Sarebbe stato compito della redazione, che in altri casi si è dimostrata ben più solerte nel limitare il diritto d’intervento di compagne/i critiche/i, di concordare con l’autore smussature e rimodulazione di alcuni passi e, in caso di rifiuto, di presentare il testo con le dovute prese di distanza. L’inserimento di un documento sul sito nazionale comprensivo di frasi denigratorie verso le donne e la portavoce, evidenzia l’inadeguatezza della redazione che ha permesso la pubblicazione di queste offese scaricando solo sulle compagne dell’esecutivo il compito di rispondere, come se  fosse solo un problema delle compagne e non dei compagni contrastare il machismo, una cultura ben presente all’interno del movimento operaio e nelle organizzazioni sindacali e di cui non è esente neppure la nostra Area.

Si sarebbe evitato così di aprire successive discussioni ulteriormente disgreganti, per altro pubbliche, che sono poi continuate in modo che ritengo inopportuno sui social personali e siti di organizzazioni avendo come evidente obiettivo, non un legittimo confronto, ma solo di organizzare consenso intorno alla singola persona o alla propria area politica di appartenenza.
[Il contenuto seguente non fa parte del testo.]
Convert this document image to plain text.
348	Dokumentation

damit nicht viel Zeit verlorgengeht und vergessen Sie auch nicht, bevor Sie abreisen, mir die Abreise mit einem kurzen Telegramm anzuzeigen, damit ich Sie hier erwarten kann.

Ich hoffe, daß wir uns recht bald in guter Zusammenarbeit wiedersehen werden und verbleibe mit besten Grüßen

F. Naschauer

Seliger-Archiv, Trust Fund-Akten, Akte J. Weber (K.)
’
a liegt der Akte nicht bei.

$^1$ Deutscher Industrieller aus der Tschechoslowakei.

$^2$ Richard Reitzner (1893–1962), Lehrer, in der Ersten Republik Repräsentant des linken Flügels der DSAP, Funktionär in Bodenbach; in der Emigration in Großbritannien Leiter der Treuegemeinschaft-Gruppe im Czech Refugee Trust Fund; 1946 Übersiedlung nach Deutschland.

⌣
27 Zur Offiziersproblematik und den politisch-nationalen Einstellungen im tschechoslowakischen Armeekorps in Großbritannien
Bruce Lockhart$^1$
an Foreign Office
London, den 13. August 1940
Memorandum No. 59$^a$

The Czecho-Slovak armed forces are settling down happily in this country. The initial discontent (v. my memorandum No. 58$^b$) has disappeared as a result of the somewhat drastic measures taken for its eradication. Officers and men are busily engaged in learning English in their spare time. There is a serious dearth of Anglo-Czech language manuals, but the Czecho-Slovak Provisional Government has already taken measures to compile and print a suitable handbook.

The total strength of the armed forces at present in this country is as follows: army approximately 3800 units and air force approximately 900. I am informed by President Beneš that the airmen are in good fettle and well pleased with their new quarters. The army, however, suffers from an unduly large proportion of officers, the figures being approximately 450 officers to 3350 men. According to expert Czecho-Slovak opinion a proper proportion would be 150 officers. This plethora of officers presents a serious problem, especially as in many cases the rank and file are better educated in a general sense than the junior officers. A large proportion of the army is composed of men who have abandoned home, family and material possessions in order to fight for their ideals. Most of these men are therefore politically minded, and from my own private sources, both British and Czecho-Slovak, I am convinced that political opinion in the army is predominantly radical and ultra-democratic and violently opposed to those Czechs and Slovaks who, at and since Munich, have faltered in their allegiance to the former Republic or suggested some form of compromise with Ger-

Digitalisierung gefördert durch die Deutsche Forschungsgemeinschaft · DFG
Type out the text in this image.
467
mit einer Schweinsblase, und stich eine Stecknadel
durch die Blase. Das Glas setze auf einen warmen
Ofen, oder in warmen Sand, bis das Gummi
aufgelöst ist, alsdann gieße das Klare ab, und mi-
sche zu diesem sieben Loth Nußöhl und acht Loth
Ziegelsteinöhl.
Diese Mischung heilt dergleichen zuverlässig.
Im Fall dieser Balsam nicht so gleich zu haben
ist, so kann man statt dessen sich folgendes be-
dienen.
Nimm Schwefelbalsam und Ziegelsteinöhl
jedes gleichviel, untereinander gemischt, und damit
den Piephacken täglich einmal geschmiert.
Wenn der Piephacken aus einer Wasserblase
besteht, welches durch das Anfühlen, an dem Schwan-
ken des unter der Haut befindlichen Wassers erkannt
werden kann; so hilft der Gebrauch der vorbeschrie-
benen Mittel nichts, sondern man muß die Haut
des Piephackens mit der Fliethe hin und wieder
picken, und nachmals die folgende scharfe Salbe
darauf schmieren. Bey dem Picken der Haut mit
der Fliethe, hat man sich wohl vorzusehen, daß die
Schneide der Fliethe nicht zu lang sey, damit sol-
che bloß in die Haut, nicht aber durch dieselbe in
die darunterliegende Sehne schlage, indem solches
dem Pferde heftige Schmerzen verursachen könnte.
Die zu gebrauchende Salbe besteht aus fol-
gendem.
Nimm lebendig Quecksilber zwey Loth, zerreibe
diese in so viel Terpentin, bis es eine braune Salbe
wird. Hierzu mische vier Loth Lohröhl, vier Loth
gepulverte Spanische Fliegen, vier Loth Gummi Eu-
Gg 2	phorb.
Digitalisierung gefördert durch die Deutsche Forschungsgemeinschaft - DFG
A meno che questo ridurre il dibattito sulla persona e su presunte ingerenze di organizzazioni politiche non sia una pratica coscientemente voluta per evitare di confrontarci su questioni ben più spinose che avrebbero evidenziato la nostra attuale difficoltà politica e di prospettiva, data principalmente dalle caratteristiche della fase, di cui l’oggettiva crisi di direzione politica è solo l’aspetto più evidente. Una immagine che certamente non rafforza la nostra credibilità agli occhi delle/dei lavoratrici/tori e della maggioranza della CGIL.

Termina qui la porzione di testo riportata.